I was thinking through a scene recently, toward the end of my current WIP, between the four major female characters. The scene will touch on their various plotlines and character arcs and where they the end of the book finds each woman. All four are ongoing characters in the series, but two are real, two fictional. Because it's a series, no one's plotline is neatly resolved in one book, and I don't think of my characters having nice, neat happily-every-after endings in any case. Yet in thinking about this scene, it occurred to me that already the two fictional characters have decidedly happier trajectories than the two real historical characters.

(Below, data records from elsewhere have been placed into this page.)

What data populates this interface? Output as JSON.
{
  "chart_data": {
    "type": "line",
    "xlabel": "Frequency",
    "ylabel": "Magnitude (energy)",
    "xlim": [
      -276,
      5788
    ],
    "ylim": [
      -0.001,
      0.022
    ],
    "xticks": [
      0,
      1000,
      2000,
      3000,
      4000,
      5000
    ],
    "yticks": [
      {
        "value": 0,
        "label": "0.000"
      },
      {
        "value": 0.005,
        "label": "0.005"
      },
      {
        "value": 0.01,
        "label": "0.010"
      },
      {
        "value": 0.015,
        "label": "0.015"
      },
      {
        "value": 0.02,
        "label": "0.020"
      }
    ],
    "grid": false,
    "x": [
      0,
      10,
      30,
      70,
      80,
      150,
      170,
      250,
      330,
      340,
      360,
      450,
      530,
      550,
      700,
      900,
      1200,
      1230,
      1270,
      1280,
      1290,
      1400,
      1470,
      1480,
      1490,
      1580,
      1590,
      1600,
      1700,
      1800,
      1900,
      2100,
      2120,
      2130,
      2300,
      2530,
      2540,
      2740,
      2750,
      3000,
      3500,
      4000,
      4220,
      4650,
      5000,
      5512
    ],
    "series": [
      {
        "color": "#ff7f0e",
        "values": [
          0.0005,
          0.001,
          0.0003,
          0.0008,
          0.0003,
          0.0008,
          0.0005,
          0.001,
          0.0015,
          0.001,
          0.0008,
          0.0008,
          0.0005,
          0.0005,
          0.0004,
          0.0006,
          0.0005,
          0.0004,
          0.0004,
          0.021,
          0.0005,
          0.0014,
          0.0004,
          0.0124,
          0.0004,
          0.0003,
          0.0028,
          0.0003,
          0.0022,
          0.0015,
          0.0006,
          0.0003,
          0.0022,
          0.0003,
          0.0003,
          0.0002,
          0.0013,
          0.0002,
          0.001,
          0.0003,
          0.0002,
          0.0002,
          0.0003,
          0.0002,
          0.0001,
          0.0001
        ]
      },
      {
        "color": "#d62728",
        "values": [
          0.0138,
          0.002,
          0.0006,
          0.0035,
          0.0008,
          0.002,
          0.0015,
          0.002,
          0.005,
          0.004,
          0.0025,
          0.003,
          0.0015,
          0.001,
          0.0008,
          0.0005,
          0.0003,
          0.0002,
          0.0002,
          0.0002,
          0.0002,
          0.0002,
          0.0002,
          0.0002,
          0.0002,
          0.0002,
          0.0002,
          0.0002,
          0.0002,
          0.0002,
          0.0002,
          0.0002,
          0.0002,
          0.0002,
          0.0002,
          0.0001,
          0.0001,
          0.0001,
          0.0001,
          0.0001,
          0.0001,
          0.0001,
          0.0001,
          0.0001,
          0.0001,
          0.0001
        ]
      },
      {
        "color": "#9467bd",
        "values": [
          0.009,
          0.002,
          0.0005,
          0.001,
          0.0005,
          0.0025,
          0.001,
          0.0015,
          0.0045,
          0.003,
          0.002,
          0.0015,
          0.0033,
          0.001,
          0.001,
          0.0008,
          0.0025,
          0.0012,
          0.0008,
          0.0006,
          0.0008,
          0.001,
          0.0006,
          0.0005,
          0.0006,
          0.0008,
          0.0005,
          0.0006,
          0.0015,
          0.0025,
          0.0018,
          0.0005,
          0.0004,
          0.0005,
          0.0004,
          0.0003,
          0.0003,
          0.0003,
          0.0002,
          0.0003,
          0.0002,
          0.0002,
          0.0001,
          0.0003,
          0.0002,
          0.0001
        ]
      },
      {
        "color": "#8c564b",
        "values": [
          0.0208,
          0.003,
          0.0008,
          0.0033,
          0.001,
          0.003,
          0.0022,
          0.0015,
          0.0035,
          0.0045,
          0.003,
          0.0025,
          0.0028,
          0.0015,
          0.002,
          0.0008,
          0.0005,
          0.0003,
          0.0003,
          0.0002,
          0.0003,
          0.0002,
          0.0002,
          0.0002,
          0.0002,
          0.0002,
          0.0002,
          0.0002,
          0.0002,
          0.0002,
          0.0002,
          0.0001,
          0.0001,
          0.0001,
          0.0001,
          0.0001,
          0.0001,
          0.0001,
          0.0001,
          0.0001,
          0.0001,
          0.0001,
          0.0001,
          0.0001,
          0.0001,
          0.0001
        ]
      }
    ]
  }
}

Which reminded me of why, much as I love to write about real historical characters and events, I prefer to have fictional central characters. I can create my own characters with their own personalities and story arcs. And part of that is that many fascinating real life historical figures not only did not have happily-ever-after lives, their stories could be called unhappy.
I admire Juliet's brilliant trilogy about Marie Antoinette for many reasons, one of which is that to write the books Juliet had to live for months with the French Queen's tragic life. Lauren and I have both written about Hortense Bonaparte, a favorite real life historical character of both of ours. Hortense was accomplished, clever, loyal, and seems to have been a genuinely nice, warm-hearted person. A devoted daughter, mother, and lover. Her story cries out for a happy ending. Instead she had a miserably unhappy marriage, lost one of her children to death and gave up another born out of wedlock, and ultimately lost the love of her life.
I'm looking forward to sharing fairy tales with my daughter (that's us above on Valentine's Day; I shamelessly still can't resist posting pictures of her). But I know that eventually we'll have to have a talk about how real life is more complicated than happily ever after. As I said, I like to think that my books show some of the complicated messiness of real life. Yet comparing my fictional and real characters, I wondered if the arcs I was creating for my fictional characters had more happily ever after in them than I realized. But I can't help but want the best for my characters, just as I do for my daughter (even if I put my characters through trials and adventures I certainly hope my daughter never encounters). And perhaps I like to think that real life can be, if not happily ever after, at least happier than not.
How much happily ever after do you like in novels, as a reader or a writer? When reading or writing about real historical characters does it bother you that their lives may have gone on to be less than idyllic? Do you sometimes wonder if fictional characters would go on to face some of the same challenges as their real life counterparts?